Saturday, June 25, 2011

Kayani asks Wazirs to keep close eye on terrorists

Staff Report

PESHAWAR: Chief of Army Staff General Ashfaq Pervaiz Kayani told leading Ahmedzai Wazir elders on Thursday that military had not come to Tribal Areas for operations against local and foreign terrorists alone.

“We have not come for fighting (the terrorists) alone. We have come here to help develop your areas,” Kayani told a jirga of Ahmedzai Wazir tribes in Wana, headquarters of South Waziristan. A Wazir elder who participated in the jirga said that Gen Kayani told the elders that whatever development promises the army had made they were fulfilled.

“Last year, I promised Cadet College and today we have made it operational. I promised electricity and it will come soon. We promised Wana-Angoor Adda expressway and its construction is on,” Kayani was quoted as saying during the jirga. Kayani visited South Waziristan headquarters especially for inauguration of Wana Cadet College – a reward for the Ahmedzai Wazir tribes’ unflinching support against the foreign terrorists.

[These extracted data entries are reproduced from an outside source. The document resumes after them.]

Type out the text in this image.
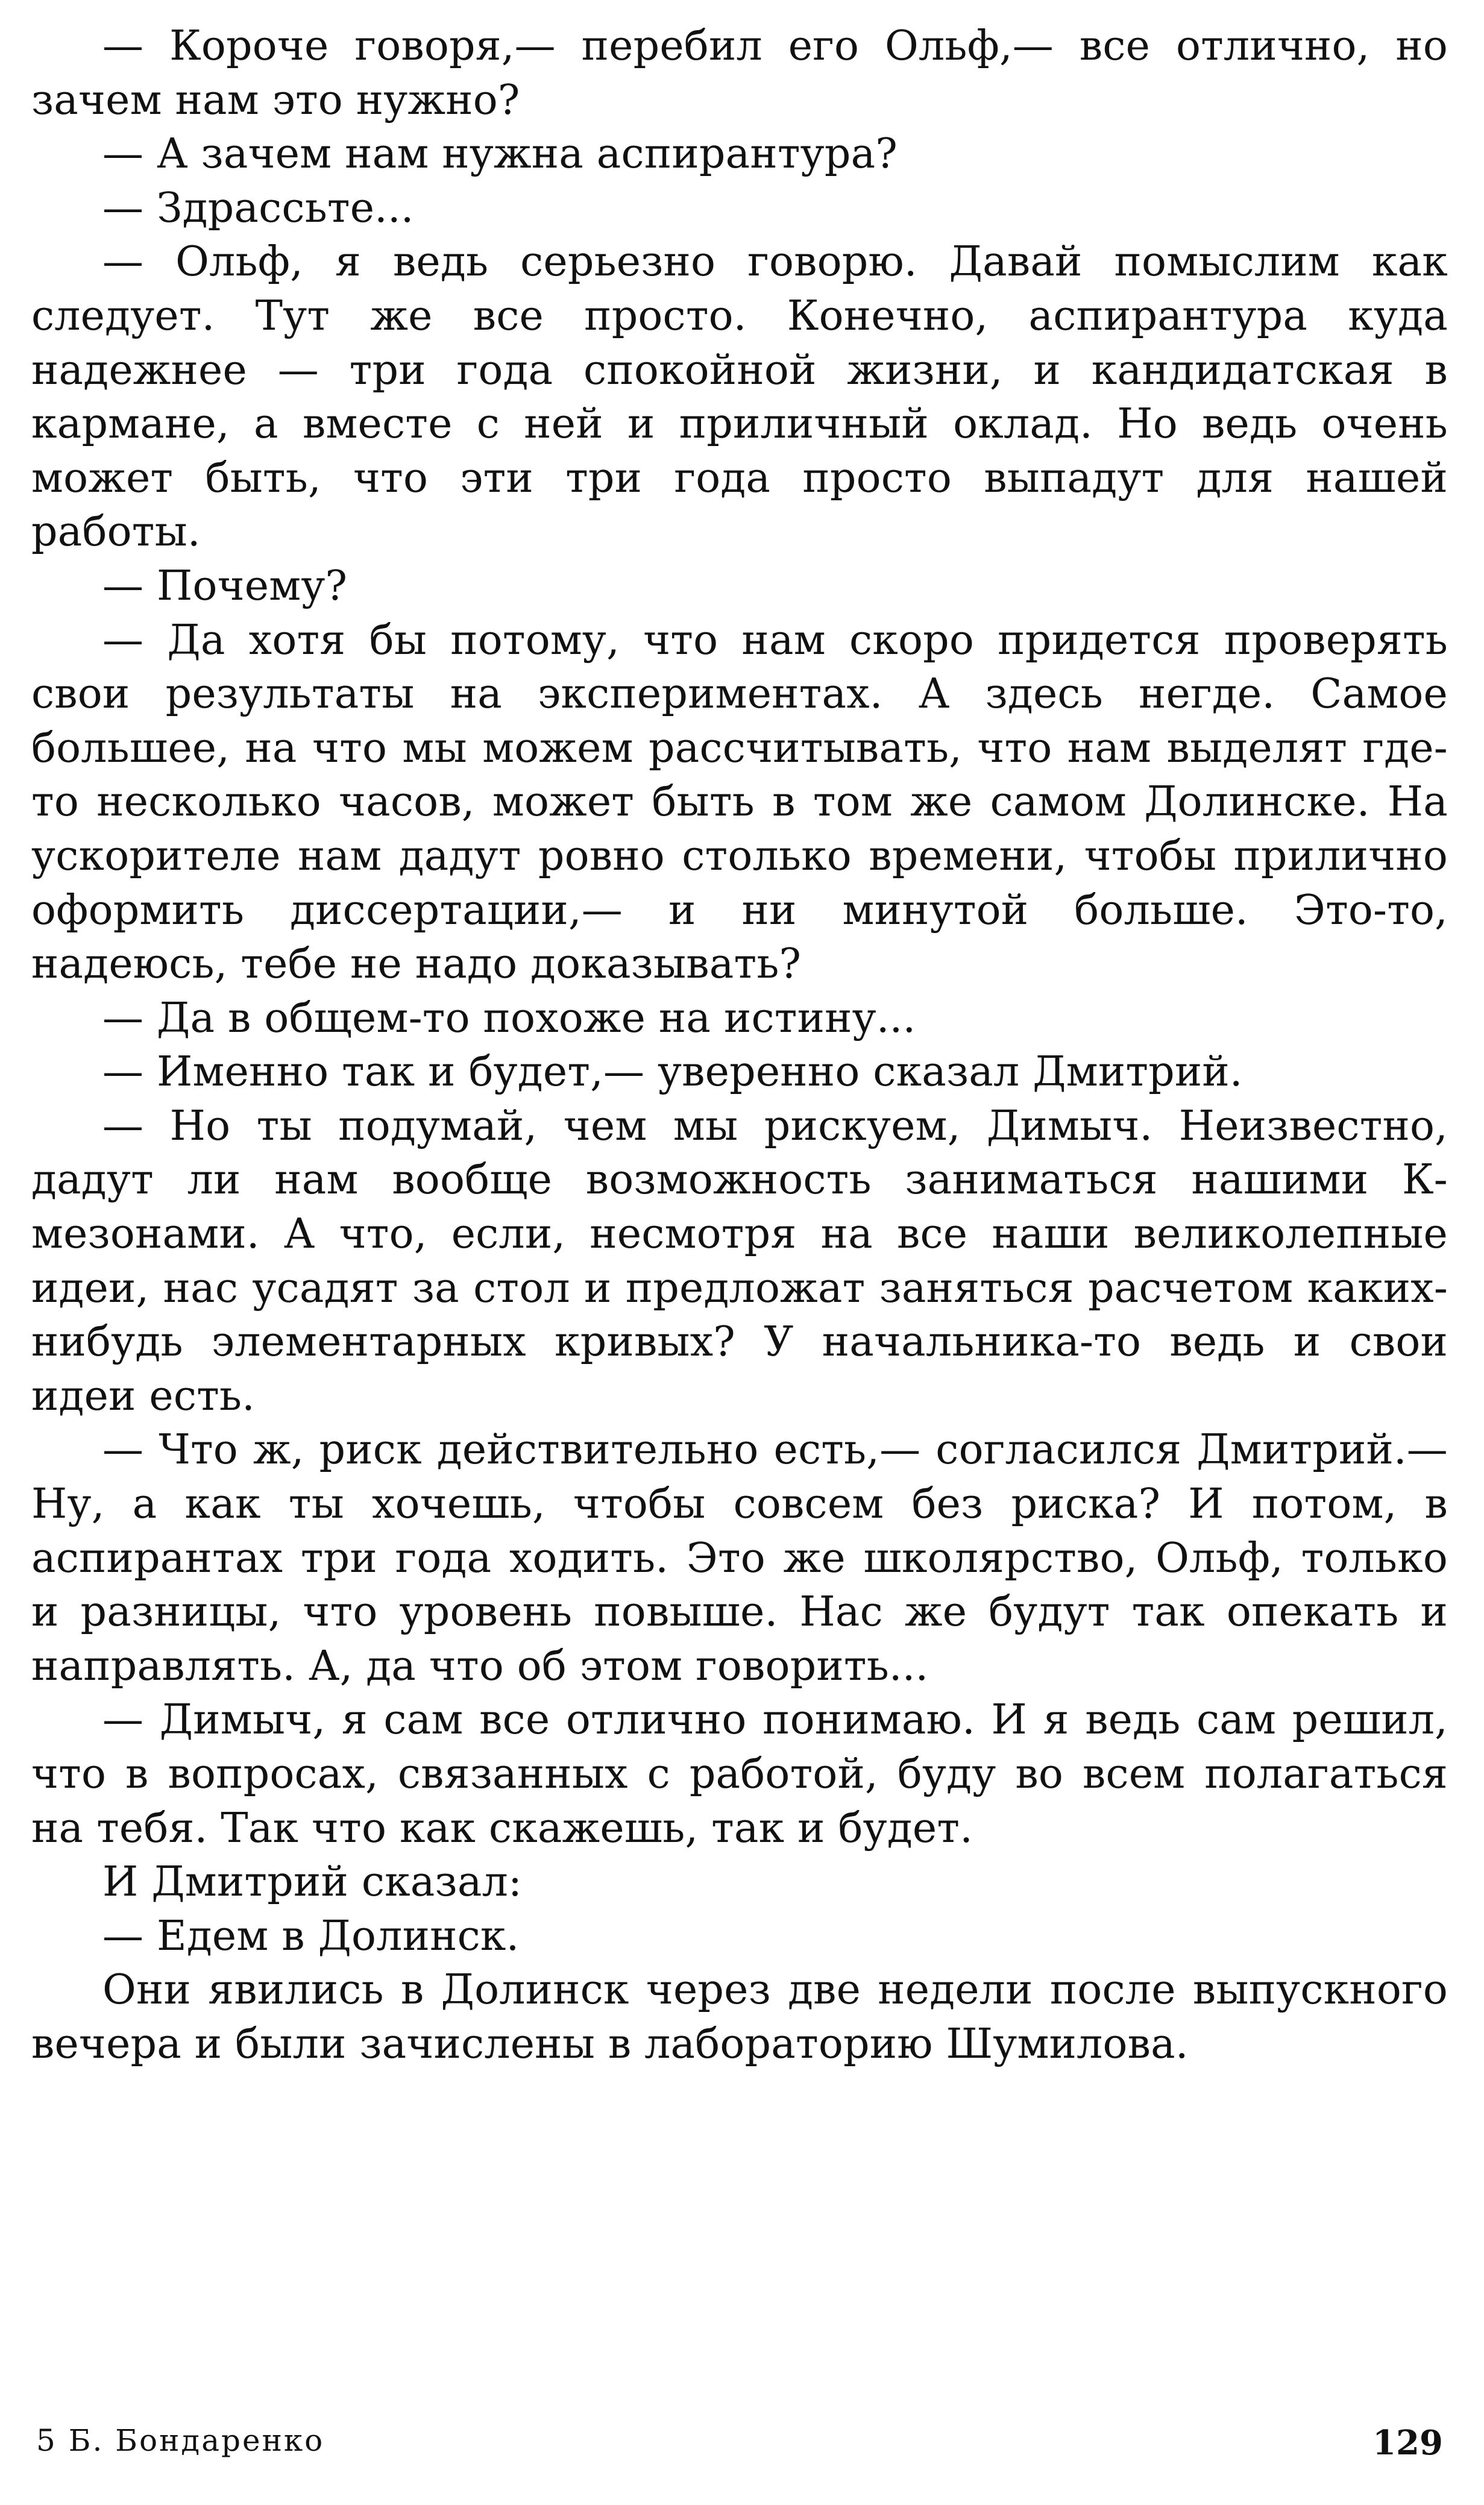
— Короче говоря,— перебил его Ольф,— все отлично, но зачем нам это нужно?

— А зачем нам нужна аспирантура?

— Здрассьте...

— Ольф, я ведь серьезно говорю. Давай помыслим как следует. Тут же все просто. Конечно, аспирантура куда надежнее — три года спокойной жизни, и кандидатская в кармане, а вместе с ней и приличный оклад. Но ведь очень может быть, что эти три года просто выпадут для нашей работы.

— Почему?

— Да хотя бы потому, что нам скоро придется проверять свои результаты на экспериментах. А здесь негде. Самое большее, на что мы можем рассчитывать, что нам выделят где-то несколько часов, может быть в том же самом Долинске. На ускорителе нам дадут ровно столько времени, чтобы прилично оформить диссертации,— и ни минутой больше. Это-то, надеюсь, тебе не надо доказывать?

— Да в общем-то похоже на истину...

— Именно так и будет,— уверенно сказал Дмитрий.

— Но ты подумай, чем мы рискуем, Димыч. Неизвестно, дадут ли нам вообще возможность заниматься нашими К-мезонами. А что, если, несмотря на все наши великолепные идеи, нас усадят за стол и предложат заняться расчетом каких-нибудь элементарных кривых? У начальника-то ведь и свои идеи есть.

— Что ж, риск действительно есть,— согласился Дмитрий.— Ну, а как ты хочешь, чтобы совсем без риска? И потом, в аспирантах три года ходить. Это же школярство, Ольф, только и разницы, что уровень повыше. Нас же будут так опекать и направлять. А, да что об этом говорить...

— Димыч, я сам все отлично понимаю. И я ведь сам решил, что в вопросах, связанных с работой, буду во всем полагаться на тебя. Так что как скажешь, так и будет.

И Дмитрий сказал:

— Едем в Долинск.

Они явились в Долинск через две недели после выпускного вечера и были зачислены в лабораторию Шумилова.

5 Б. Бондаренко	129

A journalist, who attended the jirga and was unwilling to be named, said the body language of Kayani did not reflect that post-Abbottabad situation had brought him under any pressure. “Wazir tribes stood by the army,” the army chief told the tribal elders who pledged to keep their areas off to “unwanted elements,” a reference to terrorists.

“We will support peace and help the government achieve this goal,” the tribal elders responded to the military chief who said the Wazirs should keep close eye on terrorists as it “is against the dignity and honour” of the Wazir tribes. Kayani said he was leaving for Kotkai, once stronghold of banned Tehreek-e-Taliban Pakistan, to inaugurate Kotkai-Jandola road construction after this jirga, reassuring the Ahmedzai Wazir tribes that Mehsud areas were totally taken back from the Mehsud terrorists.

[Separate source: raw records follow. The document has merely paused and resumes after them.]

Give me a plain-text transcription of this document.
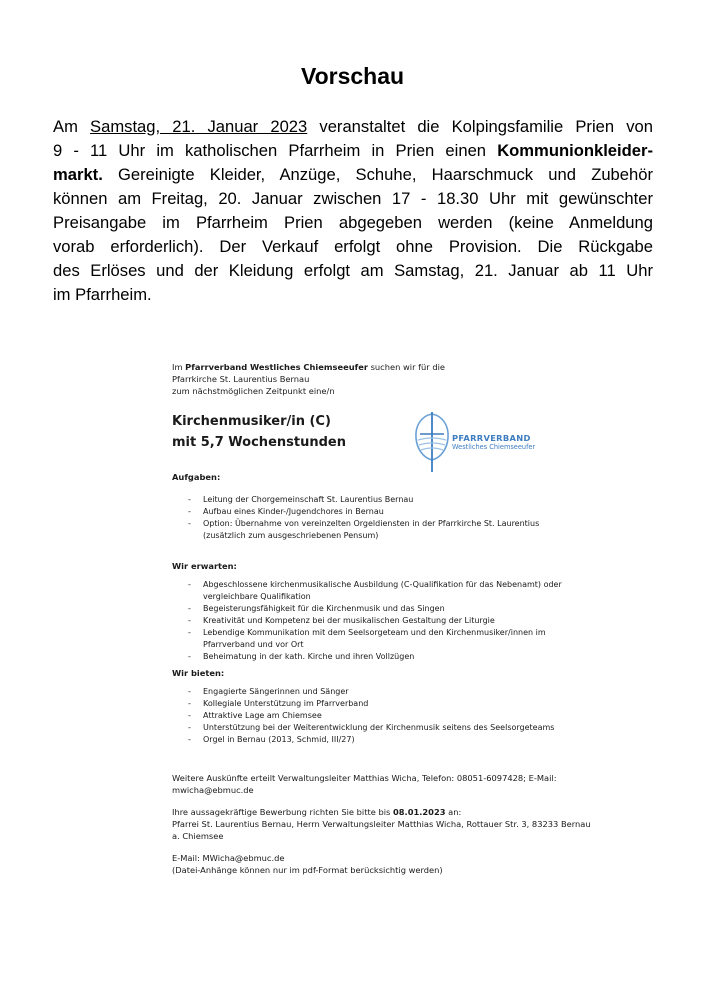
Vorschau
Am Samstag, 21. Januar 2023 veranstaltet die Kolpingsfamilie Prien von
9 - 11 Uhr im katholischen Pfarrheim in Prien einen Kommunionkleider-
markt. Gereinigte Kleider, Anzüge, Schuhe, Haarschmuck und Zubehör
können am Freitag, 20. Januar zwischen 17 - 18.30 Uhr mit gewünschter
Preisangabe im Pfarrheim Prien abgegeben werden (keine Anmeldung
vorab erforderlich). Der Verkauf erfolgt ohne Provision. Die Rückgabe
des Erlöses und der Kleidung erfolgt am Samstag, 21. Januar ab 11 Uhr
im Pfarrheim.
PFARRVERBAND
Westliches Chiemseeufer
Im Pfarrverband Westliches Chiemseeufer suchen wir für die
Pfarrkirche St. Laurentius Bernau
zum nächstmöglichen Zeitpunkt eine/n
Kirchenmusiker/in (C)
mit 5,7 Wochenstunden
Aufgaben:
- Leitung der Chorgemeinschaft St. Laurentius Bernau
- Aufbau eines Kinder-/Jugendchores in Bernau
- Option: Übernahme von vereinzelten Orgeldiensten in der Pfarrkirche St. Laurentius
(zusätzlich zum ausgeschriebenen Pensum)
Wir erwarten:
- Abgeschlossene kirchenmusikalische Ausbildung (C-Qualifikation für das Nebenamt) oder
vergleichbare Qualifikation
- Begeisterungsfähigkeit für die Kirchenmusik und das Singen
- Kreativität und Kompetenz bei der musikalischen Gestaltung der Liturgie
- Lebendige Kommunikation mit dem Seelsorgeteam und den Kirchenmusiker/innen im
Pfarrverband und vor Ort
- Beheimatung in der kath. Kirche und ihren Vollzügen
Wir bieten:
- Engagierte Sängerinnen und Sänger
- Kollegiale Unterstützung im Pfarrverband
- Attraktive Lage am Chiemsee
- Unterstützung bei der Weiterentwicklung der Kirchenmusik seitens des Seelsorgeteams
- Orgel in Bernau (2013, Schmid, III/27)
Weitere Auskünfte erteilt Verwaltungsleiter Matthias Wicha, Telefon: 08051-6097428; E-Mail:
mwicha@ebmuc.de
Ihre aussagekräftige Bewerbung richten Sie bitte bis 08.01.2023 an:
Pfarrei St. Laurentius Bernau, Herrn Verwaltungsleiter Matthias Wicha, Rottauer Str. 3, 83233 Bernau
a. Chiemsee
E-Mail: MWicha@ebmuc.de
(Datei-Anhänge können nur im pdf-Format berücksichtig werden)
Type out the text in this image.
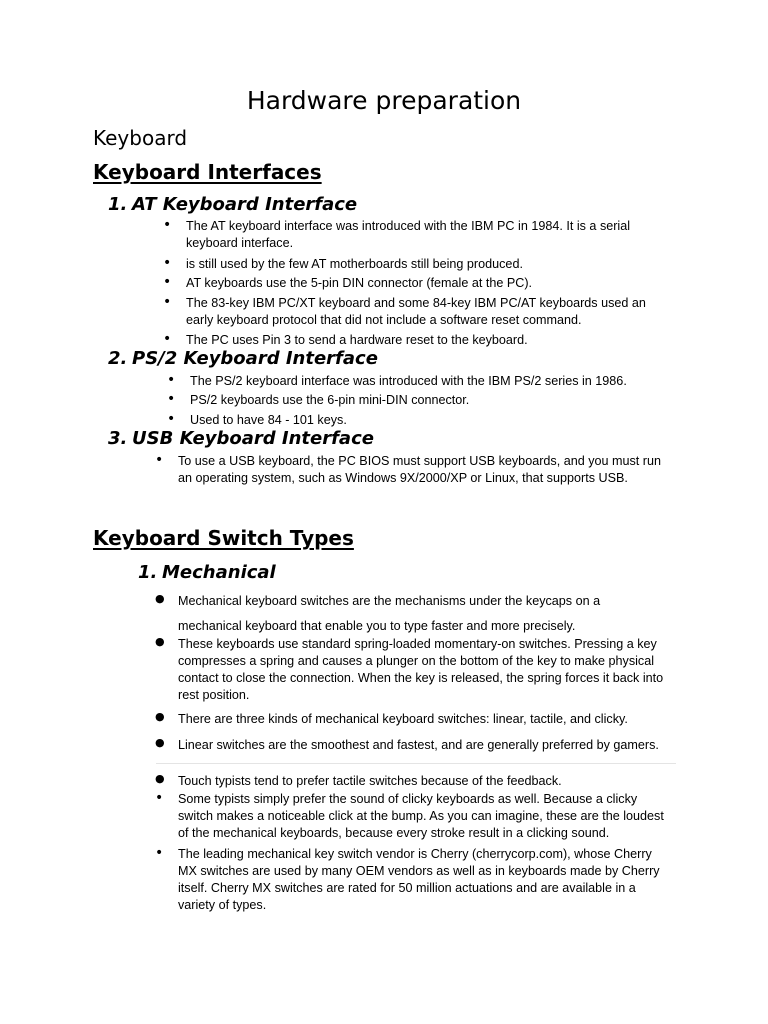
Hardware preparation
Keyboard
Keyboard Interfaces
1. AT Keyboard Interface
• The AT keyboard interface was introduced with the IBM PC in 1984. It is a serial keyboard interface.
• is still used by the few AT motherboards still being produced.
• AT keyboards use the 5-pin DIN connector (female at the PC).
• The 83-key IBM PC/XT keyboard and some 84-key IBM PC/AT keyboards used an early keyboard protocol that did not include a software reset command.
• The PC uses Pin 3 to send a hardware reset to the keyboard.
2. PS/2 Keyboard Interface
• The PS/2 keyboard interface was introduced with the IBM PS/2 series in 1986.
• PS/2 keyboards use the 6-pin mini-DIN connector.
• Used to have 84 - 101 keys.
3. USB Keyboard Interface
• To use a USB keyboard, the PC BIOS must support USB keyboards, and you must run an operating system, such as Windows 9X/2000/XP or Linux, that supports USB.
Keyboard Switch Types
1. Mechanical
● Mechanical keyboard switches are the mechanisms under the keycaps on a
mechanical keyboard that enable you to type faster and more precisely.
● These keyboards use standard spring-loaded momentary-on switches. Pressing a key compresses a spring and causes a plunger on the bottom of the key to make physical contact to close the connection. When the key is released, the spring forces it back into rest position.
● There are three kinds of mechanical keyboard switches: linear, tactile, and clicky.
● Linear switches are the smoothest and fastest, and are generally preferred by gamers.
● Touch typists tend to prefer tactile switches because of the feedback.
• Some typists simply prefer the sound of clicky keyboards as well. Because a clicky switch makes a noticeable click at the bump. As you can imagine, these are the loudest of the mechanical keyboards, because every stroke result in a clicking sound.
• The leading mechanical key switch vendor is Cherry (cherrycorp.com), whose Cherry MX switches are used by many OEM vendors as well as in keyboards made by Cherry itself. Cherry MX switches are rated for 50 million actuations and are available in a variety of types.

General Officer Commanding of South Waziristan Maj Gen Rizwan Akhter warned the Ahmedzai Wazir elders that their areas were used in plotting terrorist attacks across the country. “Whatever happens in the country one way or the other is linked to Wana. We want the local tribes to keep their areas guarded” against elements damaging peace. “The government is bound by the 2007 peace agreement. But its violations are talking place from (Wazir) side. Even if my brother provides shelter to a foreigner (terrorist) he would be my enemy,” he told Wednesday visiting media personnel from Islamabad having been flown in a day before for Kayani’s visit coverage.

Meanwhile, the Ahmedzai Wazir elders won Taliban leader Mullah Nazir’s support to the 2007 peace deal reached between them after flushing out the Uzbek terrorists from their areas in popular uprising. “We have finally been able to meet (Mullah) Nazir and convinced him that he should continue to stand by the peace deal which stipulates that no foreign terrorist would be allowed to stay in Ahmedzai Wazir areas,” tribal sources close with knowledge of the meeting between the ‘peace committee’ members and the Taliban leader told Daily Times by phone from Wana.

The sources said the meeting by the peace committee “cooled down the temper” of Mullah Nazir who was “upset” by several drone strikes and military-led search-and-cordon operations in Wazir areas since last month. “We made Mullah Nazir understand Pakistan’s limitations to stop the drone strikes and the military’s search operation by reminding him that 2007 peace deal allows no space to foreign terrorists on Wazir soil,” the sources quoted peace committee members as telling the Taliban leader.